Евдоксия Павловна внимательно смотрела на него.
— Что ж ты молчишь? Ведь, наверное же, он что-нибудь ответил на это?
— Сказал… — медленно и как-то странно произнесла Евдоксия Павловна. — Ты был у него? — вдруг резко и неожиданно спросила она.
— У… кого? — растерянно спросил Чегодаев.
— Ты отлично знаешь, у кого. Говори, ты был до отъезда по линии у капитана? Но не лги! — поднимаясь со стула, сказала она.
— Не-ет… то есть был, заходил на минутку… — неуверенно ответил Чегодаев, смущенный пристальным взглядом жены.
— Зачем? Что ты сказал ему?
— Он что, говорил тебе что-нибудь? Какая наглость, пересказывать жене о муже… — начал было Чегодаев.
— Что ты сказал ему? Отвечай сейчас же…
Голос Евдоксии Павловны был тих, спокоен, но немигающие глаза, устремленные на мужа, были так гневны, что генерал пожал плечами и еле слышно пробормотал:
— Ничего особенною… Гак, почти ничего… Ну, сказал, что я люблю тебя больше жизни… Вот и все… Да что он тебе, тебе-то сказал? — вдруг срываясь, почти взвизгнул Чегодаев.
— Я все поняла, — тихо, как бы самой себе, сказала Евдоксия Павловна. — Он благородный, честный человек, он не купец и коммерсант, как ты, Иван Сергеевич… Я все понимаю, вы и здесь, господин генерал, проявили свой финансовый гений… но ошиблись…
Она стояла возле оцепенело сидевшего Чегодаева.
— …Вы просчитались, здесь не проценты и консоли, не дивиденды и деловые махинации торговых банков, а живые люди… Ох, как вы просчитались, ваше превосходительство!.. — Она с презрением отвернулась и отошла от мужа.
— Ничего не понимаю! Что за консоли и проценты? Что ты этим хотела сказать? — заговорил Чегодаев.
— Какая низость!.. Прикинуться несчастным, обезумевшим от горя человеком…
— Да, да!! Я именно таким и был в эти секунды… но низок и подл он, он, обещавший ничего никогда никому не говорить, — задыхаясь от волнения, произнес генерал.
— А-а… наконец-то вы произнесли то, что я знала и раньше… Что вы сказали Небольсину в ту ночь?
— То, что этот клятвопреступник уже открыл вам, Евдоксия Павловна! — сдерживая волнение, возмущенно закричал Чегодаев. — Да, я действительно просил его, и поймите, поймите это правильно, Евдоксия Павловна… чтоб он сблизился с вами. Да, от такой любви и ревности, которые обуревали мною, я мог бог знает что еще наговорить ему… Но он, он, давший мне честное слово офицера…
— Он ничего не сказал мне, Иван Сергеевич, ни слова, ни звука об этом. Он действительно честный и благородный человек, поверивший вам и не понявший, какую низкую игру вели вы…
— Какую игру? — вскакивая с места, злобно глядя на жену, спросил Чегодаев.

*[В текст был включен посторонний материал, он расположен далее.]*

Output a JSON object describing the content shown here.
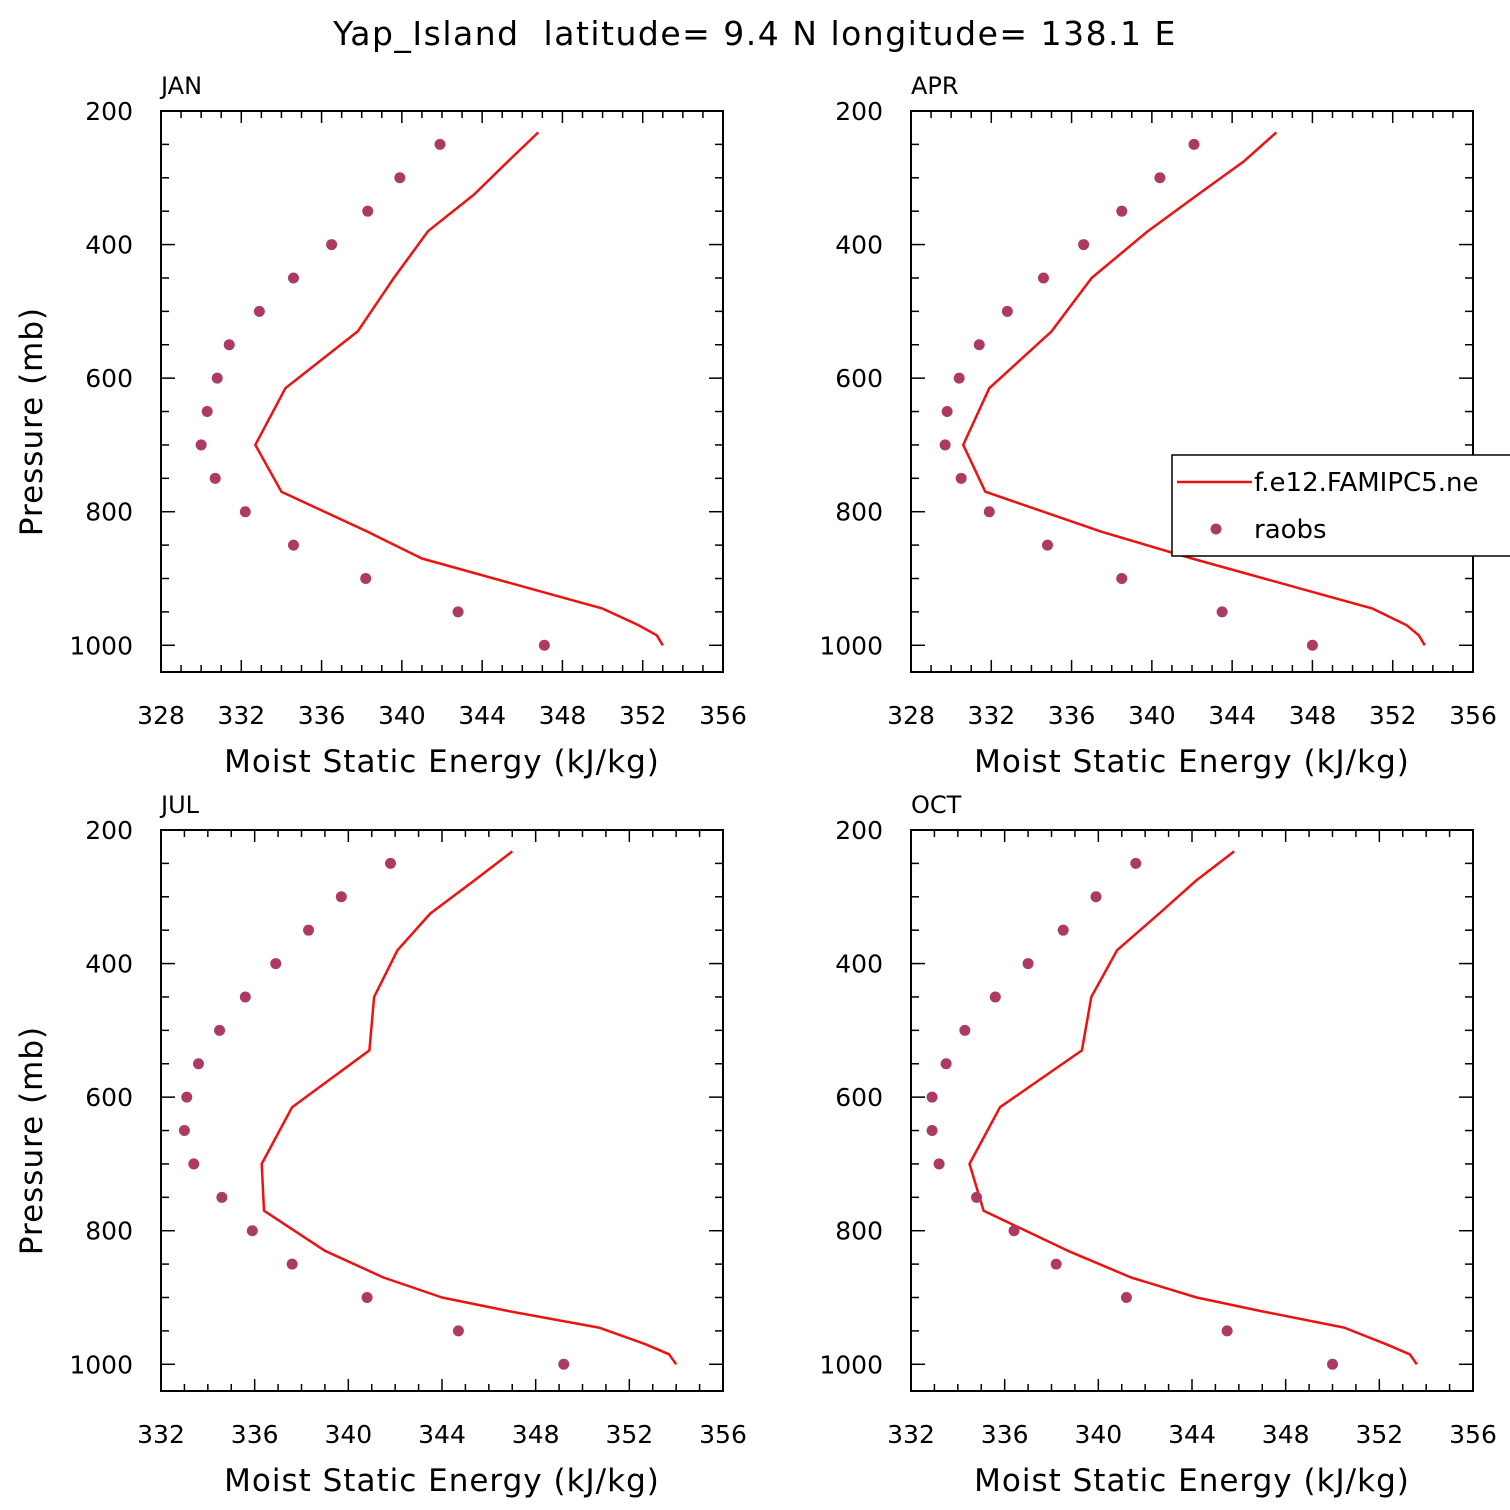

— Подлую, о какой этот человек даже и помыслить не мог! Но вы просчитались, господин действительный статский советник… Небольсин поверил вам и, как человек благородный, сочувствуя горю ближнего, устранился… А было не «горе», а игра, коммерческий расчет…
Чегодаев, тяжело дыша, озадаченно смотрел на жену. Краска стыда сошла с его лица, и теперь бледность покрывала лоб и щеки. Только сейчас он понял, как глупо проговорился.
— В конце концов, это даже не столь важно, говорил ли тебе Небольсин или нет, — сбивчиво забормотал он, — важно то, что я действительно был готов на все, даже на то, чтоб вы встретились и… и… — Он сбился с речи под тяжелым взглядом жены.